When you write the code:
You divide your tokens into two groups , one group will be of very High frequently used and the other of low frequently used. You also sort the high frequently used tokens.
For the high frequently tokens you write an if-else series with the highest frequently used coming first. for the low frequently used , you write a switch statement.
The idea is to use the CPU branch prediction in order to even avoid another level of indirection (assuming the condition checking in the if statement is nearly costless).
in most cases the CPU will pick the correct branch without any level of indirection . They will be few cases however that the branch will go to the wrong place.
Depending on the nature of your languege , Statisticly it may give a better performance.
Edit : Due to some comments below , Changed The sentence telling that compilers will allways translate a switch to LUT.
What is your definition of "efficient"? If you mean faster, then you probably should profile some test code for a definite answer. If you're after flexible and easy-to-extend code though, then do yourself a favor and use the map approach. Everything else is just premature optimization...
Like yossi1981 said, a switch could be optimized of beeing a fast lookup-table but there is not guarantee, every compiler has other algorithms to determine whether to implement the switch as consecutive if's or as fast lookup table, or maybe a combination of both.

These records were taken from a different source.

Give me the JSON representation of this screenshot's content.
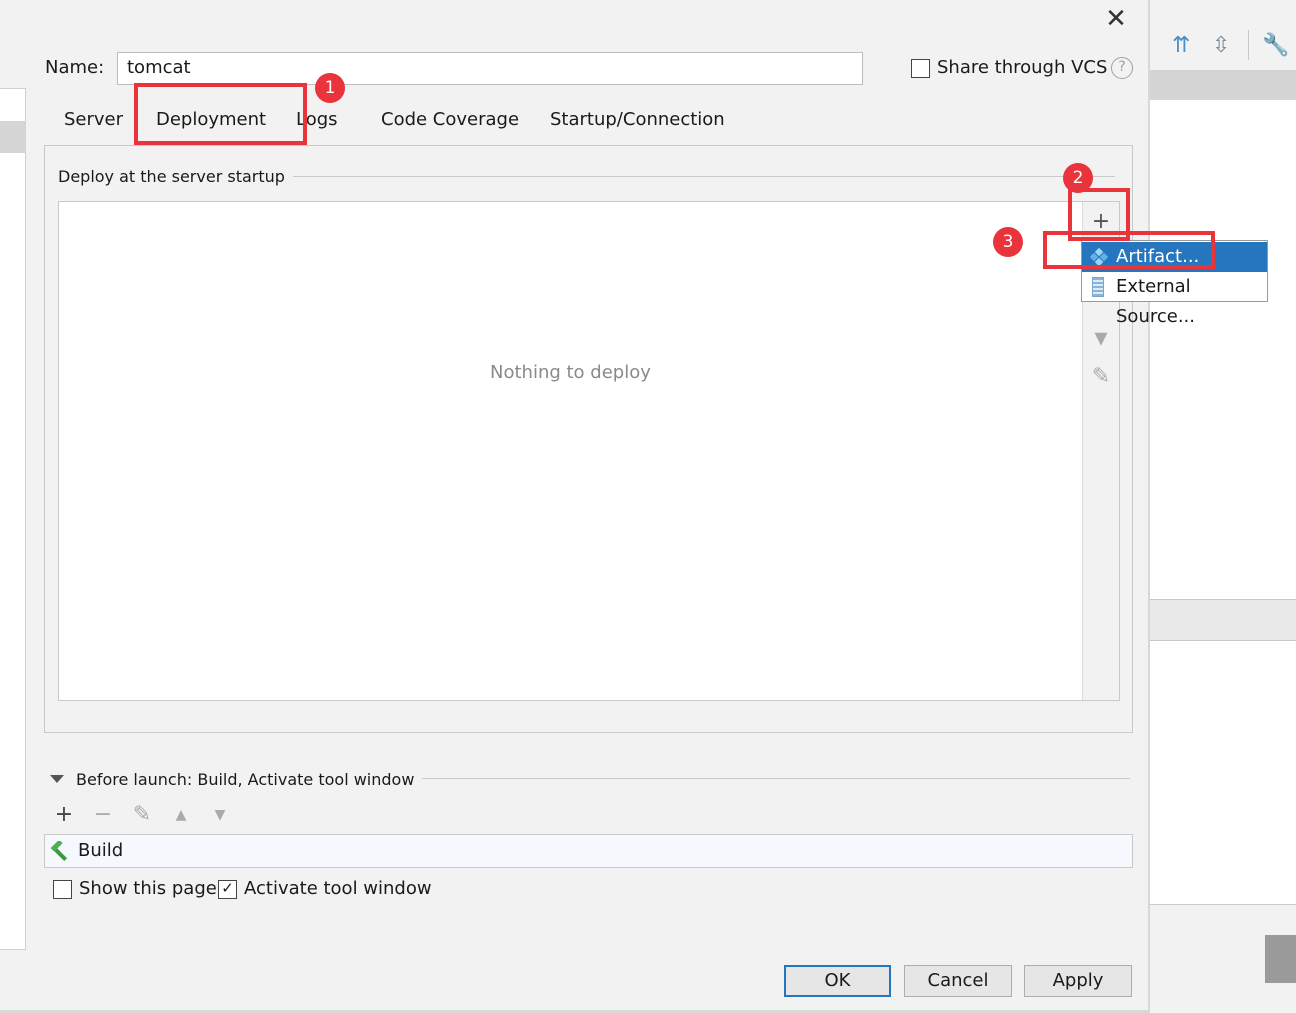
{
  "dialog": {
    "name_label": "Name:",
    "name_value": "tomcat",
    "share_vcs_label": "Share through VCS",
    "help_glyph": "?",
    "close_glyph": "✕"
  },
  "tabs": [
    {
      "label": "Server"
    },
    {
      "label": "Deployment"
    },
    {
      "label": "Logs"
    },
    {
      "label": "Code Coverage"
    },
    {
      "label": "Startup/Connection"
    }
  ],
  "deployment": {
    "section_title": "Deploy at the server startup",
    "empty_text": "Nothing to deploy",
    "toolbar": {
      "add": "+",
      "move_down": "▾",
      "edit": "✎"
    },
    "popup": {
      "items": [
        {
          "label": "Artifact...",
          "icon": "artifact-icon",
          "selected": true
        },
        {
          "label": "External Source...",
          "icon": "external-source-icon",
          "selected": false
        }
      ]
    }
  },
  "callouts": [
    "1",
    "2",
    "3"
  ],
  "before_launch": {
    "title": "Before launch: Build, Activate tool window",
    "toolbar": {
      "add": "+",
      "remove": "−",
      "edit": "✎",
      "up": "▲",
      "down": "▼"
    },
    "tasks": [
      {
        "label": "Build",
        "icon": "hammer-icon"
      }
    ],
    "show_this_page_label": "Show this page",
    "show_this_page_checked": false,
    "activate_tool_window_label": "Activate tool window",
    "activate_tool_window_checked": true
  },
  "buttons": {
    "ok": "OK",
    "cancel": "Cancel",
    "apply": "Apply"
  },
  "colors": {
    "callout": "#e8343a",
    "selection": "#2675bf"
  }
}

To gain a fast switch your values should meet the following rule:
they should be consecutive, that is e.g. 0,1,2,3,4. You can leave some values out but things like 0,1,2,34,43 are extremely unlikely to be optimized.
The question really is: is the performance of such significance in your application?

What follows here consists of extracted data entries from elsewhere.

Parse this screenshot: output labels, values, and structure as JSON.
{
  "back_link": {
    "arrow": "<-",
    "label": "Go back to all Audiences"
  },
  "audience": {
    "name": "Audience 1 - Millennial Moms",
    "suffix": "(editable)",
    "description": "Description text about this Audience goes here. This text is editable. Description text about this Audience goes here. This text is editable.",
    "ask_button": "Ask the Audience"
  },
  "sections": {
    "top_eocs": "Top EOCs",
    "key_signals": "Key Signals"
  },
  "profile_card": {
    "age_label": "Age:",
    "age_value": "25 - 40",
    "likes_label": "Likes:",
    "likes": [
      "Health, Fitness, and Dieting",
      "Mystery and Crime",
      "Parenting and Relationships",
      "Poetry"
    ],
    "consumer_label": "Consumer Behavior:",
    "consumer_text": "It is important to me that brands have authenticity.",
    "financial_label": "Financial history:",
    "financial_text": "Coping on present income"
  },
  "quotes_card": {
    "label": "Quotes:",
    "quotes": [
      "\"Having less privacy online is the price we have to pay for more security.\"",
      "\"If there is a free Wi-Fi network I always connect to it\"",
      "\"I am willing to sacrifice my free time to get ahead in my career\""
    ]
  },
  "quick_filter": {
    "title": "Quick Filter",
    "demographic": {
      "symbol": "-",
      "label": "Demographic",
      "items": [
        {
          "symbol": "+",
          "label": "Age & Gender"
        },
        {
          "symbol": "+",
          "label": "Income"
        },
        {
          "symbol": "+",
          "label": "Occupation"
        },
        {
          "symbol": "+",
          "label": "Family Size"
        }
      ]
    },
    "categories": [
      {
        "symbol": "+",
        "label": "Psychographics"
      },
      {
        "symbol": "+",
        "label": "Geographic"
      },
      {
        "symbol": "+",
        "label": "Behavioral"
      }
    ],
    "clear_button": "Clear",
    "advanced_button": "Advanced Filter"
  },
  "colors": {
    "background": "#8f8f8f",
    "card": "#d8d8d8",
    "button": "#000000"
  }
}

And wouldn't a map which loads its values dynamically from a file be more readable and maintainable instead of a huge statement which spans multiple pages of code?
You don't say what type your tokens are. If they are not integers, you don't have a choice - switches only work with integer types.
The C++ standard says nothing about the performance of its requirements, only that the functionality should be there.
These sort of questions about which is better or faster or more efficient are meaningless unless you state which implementation you're talking about. For example, the string handling in a certain version of a certain implementation of JavaScript was atrocious, but you can't extrapolate that to being a feature of the relevant standard.
I would even go so far as to say it doesn't matter regardless of the implementation since the functionality provided by switch and std::map is different (although there's overlap).
These sort of micro-optimizations are almost never necessary, in my opinion.